Yes, Rumination Disorder is classified under “Feeding and Eating Disorders” in the DSM-5. However, unlike Anorexia or Bulimia, it is not typically driven by body image distortion or a desire to lose weight, but rather by an unconscious physical reflex.
Can rumination disorder be cured in adults?
Yes, the prognosis for adults is generally very good. With consistent application of diaphragmatic breathing techniques and behavioral retraining, the majority of patients see a significant reduction or total cessation of symptoms.
What medications treat rumination disorder?
There are no specific medications approved to cure rumination disorder. While Baclofen (a muscle relaxer) is occasionally used in refractory cases to relax the lower esophageal sphincter, the primary and most effective treatment is behavioral breathing therapy, not medication.
Does anxiety cause rumination disorder?
While anxiety does not directly cause the disorder, it is a significant exacerbating factor. Stress and anxiety can increase abdominal muscle tension, which makes the regurgitation reflex more likely to occur. Treating underlying anxiety often helps improve physical symptoms.

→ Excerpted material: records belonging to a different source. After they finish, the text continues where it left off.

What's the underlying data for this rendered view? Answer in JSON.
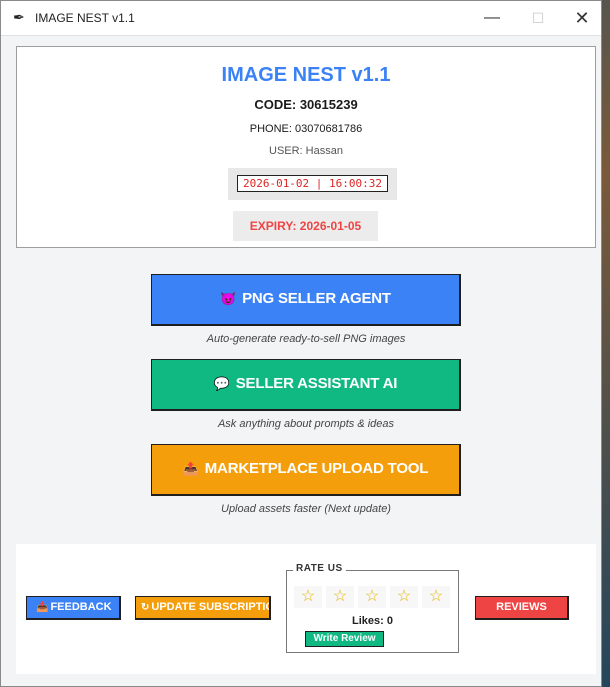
{
  "window": {
    "title": "IMAGE NEST v1.1",
    "controls": {
      "minimize": "—",
      "maximize": "☐",
      "close": "✕"
    }
  },
  "header": {
    "app_title": "IMAGE NEST v1.1",
    "code": "CODE: 30615239",
    "phone": "PHONE: 03070681786",
    "user": "USER: Hassan",
    "datetime": "2026-01-02 | 16:00:32",
    "expiry": "EXPIRY: 2026-01-05"
  },
  "tools": [
    {
      "label": "PNG SELLER AGENT",
      "icon": "robot-icon",
      "caption": "Auto-generate ready-to-sell PNG images",
      "color": "#3b82f6"
    },
    {
      "label": "SELLER ASSISTANT AI",
      "icon": "chat-icon",
      "caption": "Ask anything about prompts & ideas",
      "color": "#10b981"
    },
    {
      "label": "MARKETPLACE UPLOAD TOOL",
      "icon": "upload-icon",
      "caption": "Upload assets faster (Next update)",
      "color": "#f59e0b"
    }
  ],
  "footer": {
    "feedback_label": "FEEDBACK",
    "update_label": "UPDATE SUBSCRIPTION",
    "reviews_label": "REVIEWS",
    "rate": {
      "title": "RATE US",
      "stars": [
        "☆",
        "☆",
        "☆",
        "☆",
        "☆"
      ],
      "likes": "Likes: 0",
      "write_review_label": "Write Review"
    }
  },
  "colors": {
    "accent_blue": "#3b82f6",
    "accent_green": "#10b981",
    "accent_orange": "#f59e0b",
    "accent_red": "#ef4444"
  }
}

How is rumination disorder diagnosed?
Diagnosis is primarily clinical, based on the history of effortless regurgitation soon after eating. Doctors may use High-Resolution Esophageal Manometry to observe the pressure changes in the abdomen and esophagus to confirm the diagnosis and rule out other conditions.
Is rumination disorder rare in adults?
It is likely more common than statistics suggest due to high rates of misdiagnosis as GERD or refractory vomiting. As awareness grows among gastroenterologists and primary care physicians, more adults are being correctly identified and treated.